Label Data

Running Label Studio to label data

Label Studio is an open source data labelling tool that can either be run locally from your machine, or simply using Docker can be deployed on-premises/on your own infrastructure or on a public cloud service enabling you to configure a virtual private cloud. You can label different data formats and complete many different types of labelling tasks. Machine learning models can also be integrated with Label Studio to enable label predictions or to support active learning, for example with BaaL.

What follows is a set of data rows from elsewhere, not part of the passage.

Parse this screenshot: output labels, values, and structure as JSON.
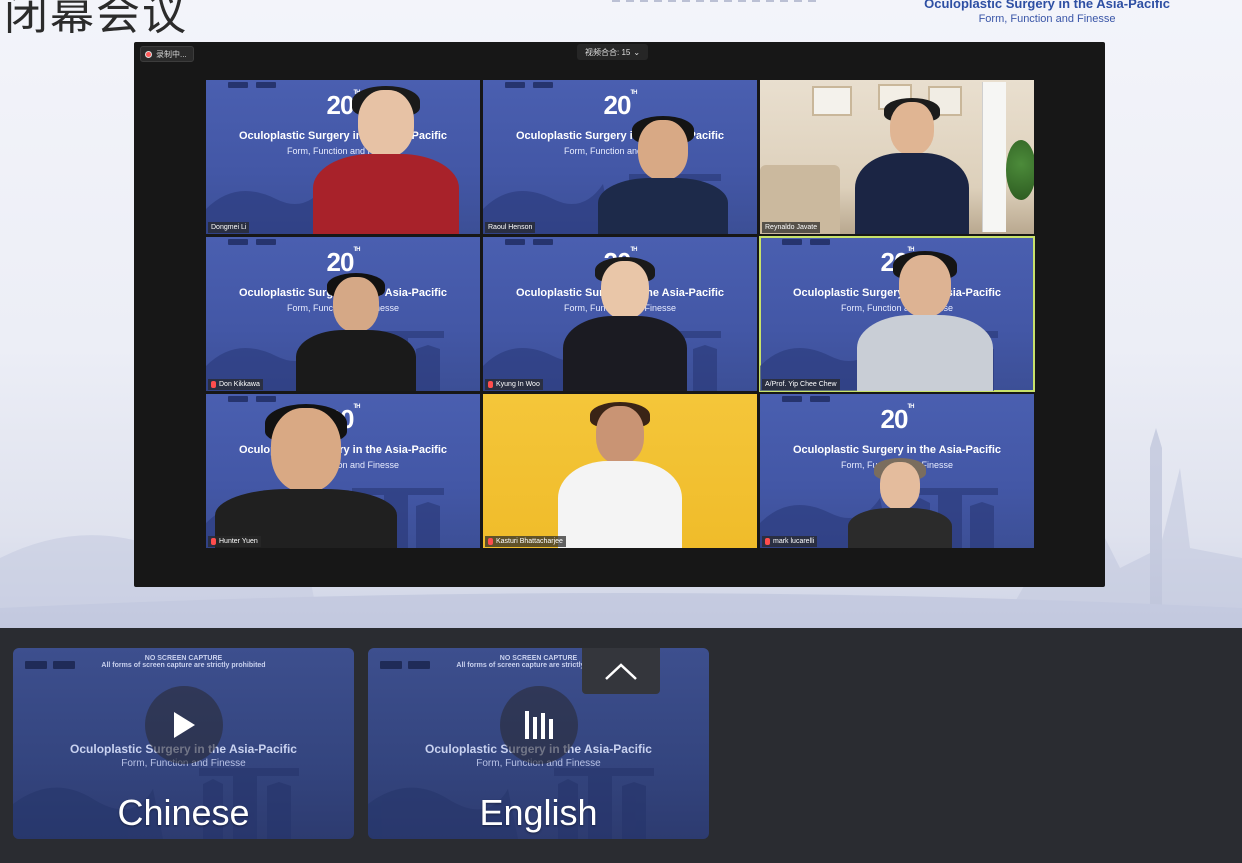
{
  "slide": {
    "title": "闭幕会议",
    "brand_title": "Oculoplastic Surgery in the Asia-Pacific",
    "brand_subtitle": "Form, Function and Finesse"
  },
  "meeting": {
    "recording_label": "录制中...",
    "view_label": "视频合合: 15",
    "slide_title": "Oculoplastic Surgery in the Asia-Pacific",
    "slide_subtitle": "Form, Function and Finesse",
    "anniversary": "20",
    "anniversary_suffix": "TH",
    "participants": [
      {
        "name": "Dongmei Li",
        "muted": false,
        "background": "virtual"
      },
      {
        "name": "Raoul Henson",
        "muted": false,
        "background": "virtual"
      },
      {
        "name": "Reynaldo Javate",
        "muted": false,
        "background": "room"
      },
      {
        "name": "Don Kikkawa",
        "muted": true,
        "background": "virtual"
      },
      {
        "name": "Kyung In Woo",
        "muted": true,
        "background": "virtual"
      },
      {
        "name": "A/Prof. Yip Chee Chew",
        "muted": false,
        "background": "virtual",
        "active_speaker": true
      },
      {
        "name": "Hunter Yuen",
        "muted": true,
        "background": "virtual"
      },
      {
        "name": "Kasturi Bhattacharjee",
        "muted": true,
        "background": "yellow"
      },
      {
        "name": "mark lucarelli",
        "muted": true,
        "background": "virtual"
      }
    ]
  },
  "audio_panel": {
    "notice_title": "NO SCREEN CAPTURE",
    "notice_text": "All forms of screen capture are strictly prohibited",
    "card_title": "Oculoplastic Surgery in the Asia-Pacific",
    "card_subtitle": "Form, Function and Finesse",
    "cards": [
      {
        "language": "Chinese",
        "state": "play-icon"
      },
      {
        "language": "English",
        "state": "audio-playing-icon"
      }
    ],
    "collapse_icon": "chevron-up-icon"
  },
  "colors": {
    "panel_bg": "#2a2c31",
    "tile_blue": "#4a5fb0",
    "active_outline": "#c8e26a",
    "muted_red": "#ff4d4d"
  }
}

By referencing the latest Label Studio Docker image, a Toolkit job can be used to deploy Label Studio. Label Studio can be configured in an airgapped environment so that no data leaves the infrastructure. You can read the Label Studio docs for more information about security. Note that even if security features are disabled, usual toolkit security is in effect when deploying Label Studio as a toolkit job.

The following commands are performed by the acme.joe user. Simply submit a job with the following:

$ eai job new --no-header --fields id \
  --image heartexlabs/label-studio:latest \
  # mount a data object containing data already on toolkit to be labeled (if applicable) by specifying the data UUID or full name \
  --data ${DATA}:/label-studio/files \
  # mount a data object to store the Label Studio sqlite database, uploaded data and any exported labels by specifying the data UUID or full name \
  --data ${DATA}:/label-studio/data \
  # specify the account UUID or full name where the job will be launched \
  --account ${ACCOUNT} \
  # specify a job name \
  --name ${JOBNAME} \
  # specify environment variables for source cloud storage of local data files (if already on toolkit) \
  --env LABEL_STUDIO_LOCAL_FILES_SERVING_ENABLED=true \
  --env LABEL_STUDIO_LOCAL_FILES_DOCUMENT_ROOT=/label-studio/files \
  # specify an email and password for initial log in to label studio \
  --env LABEL_STUDIO_USERNAME= ${EMAIL} \
  --env LABEL_STUDIO_PASSWORD= ${PASSWORD}

Once running, use the job ID to connect yourself to the web interface using your browser. For example:

You will need to be logged-in with your toolkit credentials to access the job url, and then when prompted, can use the login credentials specified at job launch to access the Label Studio interface.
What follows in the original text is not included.